Dylan Larkin sits at the center of the 2026 NHL offseason's first big storyline after he formally asked Detroit for a trade last week.

Detroit's captain holds complete no-trade protection and stirred the pot further when word got out that he'd handed over a list naming just three clubs he'd green-light a move to. That picture now looks to be changing: per Pierre LeBrun of The Athletic, GM Steve Yzerman met with the center's agent, Pat Brisson, and appears to have made some ground on widening the roster of acceptable landing spots.

As LeBrun tells it, Yzerman returned to the agent with a request to lengthen the initial three-team slate, and his read was that Brisson showed at least some openness to it.

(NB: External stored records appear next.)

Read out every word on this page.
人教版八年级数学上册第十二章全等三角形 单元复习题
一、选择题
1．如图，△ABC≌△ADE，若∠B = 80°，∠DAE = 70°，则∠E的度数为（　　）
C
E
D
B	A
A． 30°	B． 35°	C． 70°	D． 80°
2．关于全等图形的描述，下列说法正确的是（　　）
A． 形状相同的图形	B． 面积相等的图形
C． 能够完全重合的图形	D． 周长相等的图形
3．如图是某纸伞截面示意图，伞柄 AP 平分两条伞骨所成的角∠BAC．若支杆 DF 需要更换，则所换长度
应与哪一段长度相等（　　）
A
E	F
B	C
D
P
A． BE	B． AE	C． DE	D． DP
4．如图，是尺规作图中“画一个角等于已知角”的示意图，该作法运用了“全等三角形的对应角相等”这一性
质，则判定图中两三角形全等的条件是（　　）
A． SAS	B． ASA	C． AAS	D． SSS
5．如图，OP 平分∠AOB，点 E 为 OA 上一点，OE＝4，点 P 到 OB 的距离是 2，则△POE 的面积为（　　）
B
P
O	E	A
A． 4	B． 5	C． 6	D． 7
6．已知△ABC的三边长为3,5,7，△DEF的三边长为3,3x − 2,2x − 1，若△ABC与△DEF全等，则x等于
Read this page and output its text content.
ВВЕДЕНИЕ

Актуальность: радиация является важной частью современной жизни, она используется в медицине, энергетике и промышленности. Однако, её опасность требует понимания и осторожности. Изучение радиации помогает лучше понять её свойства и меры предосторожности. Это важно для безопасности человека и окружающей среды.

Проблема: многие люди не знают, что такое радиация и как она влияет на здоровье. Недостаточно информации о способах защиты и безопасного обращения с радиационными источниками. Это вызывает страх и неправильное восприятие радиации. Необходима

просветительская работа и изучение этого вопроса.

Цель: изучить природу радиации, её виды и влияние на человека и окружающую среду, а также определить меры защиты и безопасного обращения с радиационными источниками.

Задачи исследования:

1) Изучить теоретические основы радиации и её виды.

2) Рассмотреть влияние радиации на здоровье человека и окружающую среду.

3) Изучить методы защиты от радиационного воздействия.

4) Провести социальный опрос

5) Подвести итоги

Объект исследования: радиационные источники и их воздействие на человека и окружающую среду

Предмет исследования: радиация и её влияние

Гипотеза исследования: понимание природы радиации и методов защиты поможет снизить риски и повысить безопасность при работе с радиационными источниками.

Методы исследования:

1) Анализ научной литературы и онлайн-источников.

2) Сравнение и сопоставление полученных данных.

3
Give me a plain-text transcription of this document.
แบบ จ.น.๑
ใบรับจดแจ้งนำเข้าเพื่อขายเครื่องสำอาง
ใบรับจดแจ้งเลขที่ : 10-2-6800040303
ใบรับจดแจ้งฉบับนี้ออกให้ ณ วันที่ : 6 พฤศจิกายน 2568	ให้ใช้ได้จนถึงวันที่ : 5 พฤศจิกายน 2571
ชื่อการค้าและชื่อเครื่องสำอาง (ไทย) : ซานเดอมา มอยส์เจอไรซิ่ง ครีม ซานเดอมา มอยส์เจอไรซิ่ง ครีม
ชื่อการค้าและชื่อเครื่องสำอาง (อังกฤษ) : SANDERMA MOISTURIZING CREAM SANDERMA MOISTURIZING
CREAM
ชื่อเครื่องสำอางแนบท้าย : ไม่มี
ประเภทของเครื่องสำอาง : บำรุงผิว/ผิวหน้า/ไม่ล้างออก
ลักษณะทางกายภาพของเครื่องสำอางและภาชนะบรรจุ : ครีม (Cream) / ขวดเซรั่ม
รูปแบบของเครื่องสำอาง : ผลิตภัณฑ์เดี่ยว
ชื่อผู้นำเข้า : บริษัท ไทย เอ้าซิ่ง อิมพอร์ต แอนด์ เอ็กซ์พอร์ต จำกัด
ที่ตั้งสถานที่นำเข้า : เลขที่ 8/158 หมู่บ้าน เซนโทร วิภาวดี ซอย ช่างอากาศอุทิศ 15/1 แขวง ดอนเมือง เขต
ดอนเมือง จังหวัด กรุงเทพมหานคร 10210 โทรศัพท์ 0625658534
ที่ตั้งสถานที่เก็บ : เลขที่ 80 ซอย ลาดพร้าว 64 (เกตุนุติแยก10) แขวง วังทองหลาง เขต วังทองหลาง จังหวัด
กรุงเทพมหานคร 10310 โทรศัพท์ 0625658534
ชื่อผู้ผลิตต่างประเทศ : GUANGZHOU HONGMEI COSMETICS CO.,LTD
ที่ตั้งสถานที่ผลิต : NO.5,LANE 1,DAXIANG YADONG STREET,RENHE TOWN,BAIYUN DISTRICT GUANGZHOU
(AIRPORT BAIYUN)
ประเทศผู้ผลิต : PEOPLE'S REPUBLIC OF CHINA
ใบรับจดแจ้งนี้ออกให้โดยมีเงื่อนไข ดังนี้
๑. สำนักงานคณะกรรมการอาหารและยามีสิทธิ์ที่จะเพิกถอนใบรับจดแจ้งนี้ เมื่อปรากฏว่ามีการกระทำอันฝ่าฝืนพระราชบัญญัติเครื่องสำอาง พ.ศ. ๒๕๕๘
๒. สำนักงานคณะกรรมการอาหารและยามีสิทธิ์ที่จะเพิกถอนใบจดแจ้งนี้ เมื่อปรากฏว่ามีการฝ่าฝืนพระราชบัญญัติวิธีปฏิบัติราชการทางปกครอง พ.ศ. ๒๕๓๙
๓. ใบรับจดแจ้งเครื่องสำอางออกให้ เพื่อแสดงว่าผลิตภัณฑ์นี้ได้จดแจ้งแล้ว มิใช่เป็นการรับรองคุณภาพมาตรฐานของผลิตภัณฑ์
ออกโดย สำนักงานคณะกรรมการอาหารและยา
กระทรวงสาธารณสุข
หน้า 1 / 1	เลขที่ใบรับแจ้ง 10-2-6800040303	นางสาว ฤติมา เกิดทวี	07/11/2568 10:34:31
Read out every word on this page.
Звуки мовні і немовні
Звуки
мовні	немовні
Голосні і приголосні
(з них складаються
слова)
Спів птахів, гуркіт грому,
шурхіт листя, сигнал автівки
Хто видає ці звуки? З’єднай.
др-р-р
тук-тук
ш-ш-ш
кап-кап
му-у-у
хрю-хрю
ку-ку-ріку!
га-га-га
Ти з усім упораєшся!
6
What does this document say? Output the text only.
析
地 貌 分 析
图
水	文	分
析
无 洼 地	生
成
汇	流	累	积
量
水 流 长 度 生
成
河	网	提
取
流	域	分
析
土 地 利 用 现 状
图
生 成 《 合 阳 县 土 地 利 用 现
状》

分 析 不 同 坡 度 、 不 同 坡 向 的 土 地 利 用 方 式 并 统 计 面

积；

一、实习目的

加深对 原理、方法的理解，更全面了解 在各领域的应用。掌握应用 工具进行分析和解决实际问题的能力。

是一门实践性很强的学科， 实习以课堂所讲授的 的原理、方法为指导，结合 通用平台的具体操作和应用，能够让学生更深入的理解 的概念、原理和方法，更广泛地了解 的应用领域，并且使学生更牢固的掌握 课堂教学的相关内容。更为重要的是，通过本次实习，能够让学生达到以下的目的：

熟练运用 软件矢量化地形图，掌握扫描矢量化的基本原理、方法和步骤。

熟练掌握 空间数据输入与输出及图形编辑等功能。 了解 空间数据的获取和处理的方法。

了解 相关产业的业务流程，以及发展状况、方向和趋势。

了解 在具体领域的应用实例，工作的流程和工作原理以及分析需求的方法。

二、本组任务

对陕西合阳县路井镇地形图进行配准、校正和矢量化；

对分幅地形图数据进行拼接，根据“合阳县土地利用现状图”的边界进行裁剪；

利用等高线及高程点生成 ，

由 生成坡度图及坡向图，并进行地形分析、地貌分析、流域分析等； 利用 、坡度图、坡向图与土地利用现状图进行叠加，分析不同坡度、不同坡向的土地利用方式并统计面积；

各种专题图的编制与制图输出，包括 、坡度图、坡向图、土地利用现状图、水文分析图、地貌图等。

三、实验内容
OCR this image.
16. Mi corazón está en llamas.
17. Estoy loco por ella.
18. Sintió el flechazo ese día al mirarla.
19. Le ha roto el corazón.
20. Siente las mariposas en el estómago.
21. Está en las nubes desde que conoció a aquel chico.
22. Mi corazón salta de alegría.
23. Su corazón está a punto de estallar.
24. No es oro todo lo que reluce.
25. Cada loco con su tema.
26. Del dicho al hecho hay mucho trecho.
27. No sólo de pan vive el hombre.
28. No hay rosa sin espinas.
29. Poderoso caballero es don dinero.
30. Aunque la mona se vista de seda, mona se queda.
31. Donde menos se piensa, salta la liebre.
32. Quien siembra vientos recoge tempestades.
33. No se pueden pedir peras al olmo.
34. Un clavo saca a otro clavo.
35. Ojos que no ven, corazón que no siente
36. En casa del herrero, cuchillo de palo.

The upshot, in LeBrun's view, is that the field no longer looks limited to just Florida, Minnesota, and Vegas.

Five seasons are left on Larkin's eight-year pact, valued at $69.6 million with an $8.7 million annual cap charge, which he put his name to in Detroit during 2022-23. This past year he tallied across 74 outings a 67-point line on 34 goals and 33 assists, the fifth season in a row he has cleared 30 goals.

Detroit's captain has appeared in only five postseason games his entire career, each coming as his debut 2015-16 season wound down. The drought of forward momentum since is believed to have nudged the Michigan native toward parting with the club he grew up rooting for.

Past that trio of contenders, talk has surfaced suggesting the center could be open to folding in clubs like Dallas and Tampa Bay among his preferences. Several more β€” Montreal's Canadiens, Carolina, Philadelphia, and the Kings of Los Angeles β€” have reportedly shown some interest too, though those may not be landing spots Larkin favors.

LeBrun further speculates that Detroit could look to loop a third club into any deal so the return on Larkin lines up more closely with his actual worth. The clubs floated as suitors so far are all title hopefuls and lack the sort of premium future capital that various other organizations can offer.

With the league's free-agent pool shaping up to be remarkably thin, Larkin figures to rank among the offseason's most coveted names.